Sir William is called home due to the impending death of his father. On the journey, he catches his squire watching other men having sex and realizes Duncan is also ready for some love play. Once they reach the family’s estates, William and Duncan begin an affair of both body and heart. But the happiness they find together is short-lived when the king dictates that William must marry a suitable heiress.
Unable to bear his place beside William and his wife, Duncan flees. Can William find the squire to convince him their love is meant to be?
Review by Erastes
This is an erotic short novella/long short story set in the 14th century, and the heat level is right up there at the top end of the thermometer. I’ll say here and now that I enjoyed the story, and although it’s short and sweet, the author did all the things a short story should do with conflict, and resolution and I can’t fault it in that way at all. I enjoyed the sex too!

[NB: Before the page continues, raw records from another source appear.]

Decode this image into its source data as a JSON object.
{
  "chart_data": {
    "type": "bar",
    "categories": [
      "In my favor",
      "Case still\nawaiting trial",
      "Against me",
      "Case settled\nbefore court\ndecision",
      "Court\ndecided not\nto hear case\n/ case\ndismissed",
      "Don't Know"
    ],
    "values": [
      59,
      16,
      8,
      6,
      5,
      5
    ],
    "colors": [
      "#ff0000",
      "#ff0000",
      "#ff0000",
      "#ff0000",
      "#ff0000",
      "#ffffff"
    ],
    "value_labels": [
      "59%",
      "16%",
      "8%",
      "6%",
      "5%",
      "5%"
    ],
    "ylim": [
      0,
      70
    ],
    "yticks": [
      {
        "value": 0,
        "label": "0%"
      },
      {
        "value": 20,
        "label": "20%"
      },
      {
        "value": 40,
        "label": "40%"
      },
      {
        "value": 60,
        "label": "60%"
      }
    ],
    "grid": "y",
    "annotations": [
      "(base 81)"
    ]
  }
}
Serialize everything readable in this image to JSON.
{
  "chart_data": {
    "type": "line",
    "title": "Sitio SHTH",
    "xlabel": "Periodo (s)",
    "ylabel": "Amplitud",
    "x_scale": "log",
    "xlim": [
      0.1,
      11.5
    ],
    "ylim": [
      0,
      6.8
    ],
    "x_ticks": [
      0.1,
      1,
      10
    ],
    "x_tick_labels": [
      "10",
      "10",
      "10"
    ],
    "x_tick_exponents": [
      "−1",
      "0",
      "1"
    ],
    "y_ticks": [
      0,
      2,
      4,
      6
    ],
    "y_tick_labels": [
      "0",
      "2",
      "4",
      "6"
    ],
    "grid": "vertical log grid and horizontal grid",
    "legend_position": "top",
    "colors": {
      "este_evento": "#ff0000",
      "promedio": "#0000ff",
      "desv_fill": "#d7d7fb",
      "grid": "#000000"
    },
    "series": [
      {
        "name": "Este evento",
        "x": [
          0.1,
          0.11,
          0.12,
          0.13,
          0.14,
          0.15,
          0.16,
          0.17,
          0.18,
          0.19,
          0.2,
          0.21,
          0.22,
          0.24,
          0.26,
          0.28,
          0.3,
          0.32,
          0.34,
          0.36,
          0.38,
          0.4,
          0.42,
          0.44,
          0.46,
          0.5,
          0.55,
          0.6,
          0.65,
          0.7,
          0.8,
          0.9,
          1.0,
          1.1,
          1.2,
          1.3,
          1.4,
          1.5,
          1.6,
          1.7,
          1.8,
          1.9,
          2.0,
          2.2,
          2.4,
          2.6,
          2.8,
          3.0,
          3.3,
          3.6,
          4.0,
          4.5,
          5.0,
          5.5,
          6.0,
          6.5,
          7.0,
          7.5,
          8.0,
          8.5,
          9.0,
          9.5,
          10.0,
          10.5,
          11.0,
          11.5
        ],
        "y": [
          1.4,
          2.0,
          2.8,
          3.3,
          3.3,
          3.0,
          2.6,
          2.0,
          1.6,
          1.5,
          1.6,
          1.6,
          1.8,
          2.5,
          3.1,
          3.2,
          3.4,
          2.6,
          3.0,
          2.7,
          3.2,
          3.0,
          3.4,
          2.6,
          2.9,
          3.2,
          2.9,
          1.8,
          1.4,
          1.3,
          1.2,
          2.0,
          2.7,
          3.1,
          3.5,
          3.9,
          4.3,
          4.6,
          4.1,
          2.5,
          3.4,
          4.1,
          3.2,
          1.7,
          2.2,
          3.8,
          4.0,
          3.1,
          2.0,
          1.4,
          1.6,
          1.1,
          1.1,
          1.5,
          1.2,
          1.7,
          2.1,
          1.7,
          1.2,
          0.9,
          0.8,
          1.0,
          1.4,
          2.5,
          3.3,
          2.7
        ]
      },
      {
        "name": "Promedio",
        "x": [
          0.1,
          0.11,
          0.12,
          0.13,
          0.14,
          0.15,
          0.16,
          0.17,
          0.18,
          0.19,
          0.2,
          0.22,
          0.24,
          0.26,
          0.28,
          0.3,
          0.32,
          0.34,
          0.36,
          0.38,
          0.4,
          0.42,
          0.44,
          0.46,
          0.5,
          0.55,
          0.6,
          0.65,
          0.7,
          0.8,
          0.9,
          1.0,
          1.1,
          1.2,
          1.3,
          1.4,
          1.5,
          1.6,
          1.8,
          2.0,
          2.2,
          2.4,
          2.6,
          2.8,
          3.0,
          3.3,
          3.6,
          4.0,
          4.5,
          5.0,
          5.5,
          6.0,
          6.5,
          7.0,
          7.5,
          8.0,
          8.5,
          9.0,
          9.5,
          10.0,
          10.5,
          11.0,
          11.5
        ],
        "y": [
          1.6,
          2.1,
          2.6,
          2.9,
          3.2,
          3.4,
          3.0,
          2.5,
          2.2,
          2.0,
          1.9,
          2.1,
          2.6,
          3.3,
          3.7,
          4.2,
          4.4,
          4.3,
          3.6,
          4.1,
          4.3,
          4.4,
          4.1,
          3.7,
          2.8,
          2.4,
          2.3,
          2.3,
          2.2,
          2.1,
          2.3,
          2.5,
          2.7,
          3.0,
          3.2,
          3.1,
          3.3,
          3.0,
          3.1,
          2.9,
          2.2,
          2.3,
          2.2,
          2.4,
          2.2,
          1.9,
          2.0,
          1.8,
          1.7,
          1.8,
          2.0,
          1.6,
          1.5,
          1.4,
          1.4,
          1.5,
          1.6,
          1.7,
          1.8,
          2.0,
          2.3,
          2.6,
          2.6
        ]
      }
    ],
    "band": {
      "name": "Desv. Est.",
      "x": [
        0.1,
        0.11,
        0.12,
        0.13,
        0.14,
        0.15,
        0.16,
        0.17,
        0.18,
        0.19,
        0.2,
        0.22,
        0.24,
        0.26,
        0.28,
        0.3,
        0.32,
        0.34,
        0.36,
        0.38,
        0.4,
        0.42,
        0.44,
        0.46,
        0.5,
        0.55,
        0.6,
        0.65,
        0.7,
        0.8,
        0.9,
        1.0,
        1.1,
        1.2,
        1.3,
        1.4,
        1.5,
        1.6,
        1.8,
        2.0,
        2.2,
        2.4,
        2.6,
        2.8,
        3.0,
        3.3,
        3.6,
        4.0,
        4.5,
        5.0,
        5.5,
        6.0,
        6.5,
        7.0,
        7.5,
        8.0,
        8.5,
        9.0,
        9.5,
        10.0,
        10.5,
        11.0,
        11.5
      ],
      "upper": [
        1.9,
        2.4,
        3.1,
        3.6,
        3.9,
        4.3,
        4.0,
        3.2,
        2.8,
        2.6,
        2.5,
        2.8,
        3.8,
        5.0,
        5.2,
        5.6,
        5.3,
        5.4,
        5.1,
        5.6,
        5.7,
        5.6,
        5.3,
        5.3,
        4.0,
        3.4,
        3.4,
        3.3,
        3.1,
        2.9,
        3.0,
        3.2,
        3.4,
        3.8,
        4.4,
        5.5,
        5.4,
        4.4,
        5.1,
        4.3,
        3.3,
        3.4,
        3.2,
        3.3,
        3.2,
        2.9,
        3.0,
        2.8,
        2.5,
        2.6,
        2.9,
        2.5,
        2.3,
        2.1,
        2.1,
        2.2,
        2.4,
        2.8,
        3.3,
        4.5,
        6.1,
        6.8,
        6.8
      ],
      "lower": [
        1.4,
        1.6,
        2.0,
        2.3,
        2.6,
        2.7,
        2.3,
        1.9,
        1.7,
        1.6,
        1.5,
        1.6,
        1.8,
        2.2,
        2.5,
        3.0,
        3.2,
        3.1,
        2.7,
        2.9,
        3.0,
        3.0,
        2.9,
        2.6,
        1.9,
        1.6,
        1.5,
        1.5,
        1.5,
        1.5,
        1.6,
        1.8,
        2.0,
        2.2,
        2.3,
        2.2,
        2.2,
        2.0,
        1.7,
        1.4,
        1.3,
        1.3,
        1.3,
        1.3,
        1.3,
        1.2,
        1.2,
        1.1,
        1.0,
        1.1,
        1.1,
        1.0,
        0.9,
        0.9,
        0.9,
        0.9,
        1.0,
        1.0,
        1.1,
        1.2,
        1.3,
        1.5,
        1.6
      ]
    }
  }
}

The characters were easy to get to know, and I particularly liked Duncan for all his enthusiasm and affection. His knight Sir William has a voice all his own, and I could really see him as described.
That being said, and as this is a historical blog, I have to mention some of the things that struck me when it became clear that this was simply wallpaper historical erotica – men in fancy dress having a lot of sex out ofthe fancy dress – and this could have been avoided.
Firstly, the speech. As the story is set in 1345 it would of course have been impossible to write the speech as it was unless you wanted ye olde Chaucerie erotica but there are ways to express a more formal way of speaking. It is also fine to have your characters speaking in modern (but not too modern please) ways of speaking – but to mix them up is jarring to the reader (or to this reader anyway). One minute Duncan is sounding like a modern man; and then – almost as if the author was suddenly thinking “oops – got to remind the reader that this is in the past” words like “mayhap”, “swive” (when fuck (and making love) are used alternately) and “nay” are scattered throughout. I don’t mind one or the other, but not both.
The historical inaccuracies abound I’m afraid, enough to make a purist scream: Braes are referred to as ancient underpants but braes are actually hills, and I was a bit confused why the squire had hills around his ankles. The word for medieval knickers is braies. There’s mention of chests of drawers (no!) and a wardrobe (definitely not!) but most jarring is Duncan’s age. I understand perfectly why the author had to make him 18, (because most publishers insist on it as that’s the legal age in parts of the USA) but it makes little sense in context, and warping fact to fit modern sensibilities is just daft. Squires were 12 or so when they became squires (having been pages before this from the age of 6 or 7) so to say he’d only been a squire for two years stuck out like a sore thumb. This could have been avoided with a bit of alteration – say making him a squire since he was 12 although this wouldn’t have explained why he could hardly ride a horse.
The editing has to be mentioned too, I’m afraid. Amber Quill is invite only and self-proclaims itself as “The Gold Standard in Publishing” but there are too many typos for me to be convinced of the hyperbole, and in such a short story the quantity of errors, both in accuracy and in the text simply isn’t acceptable.
It’s hard to comment more on the plot, because of the shortness of the piece, but it hangs together well– and, as I said, the sex is red-hot so lovers of historical sex will definitely find this lights a fuse under them. For me though –although I enjoyed the erotica – it was the inaccuracies that spoiled it for me. It won’t stop me looking out for more of Shawn Lane’s work though, as it’s clear that he/she can tell a tale, in and out of the bedroom.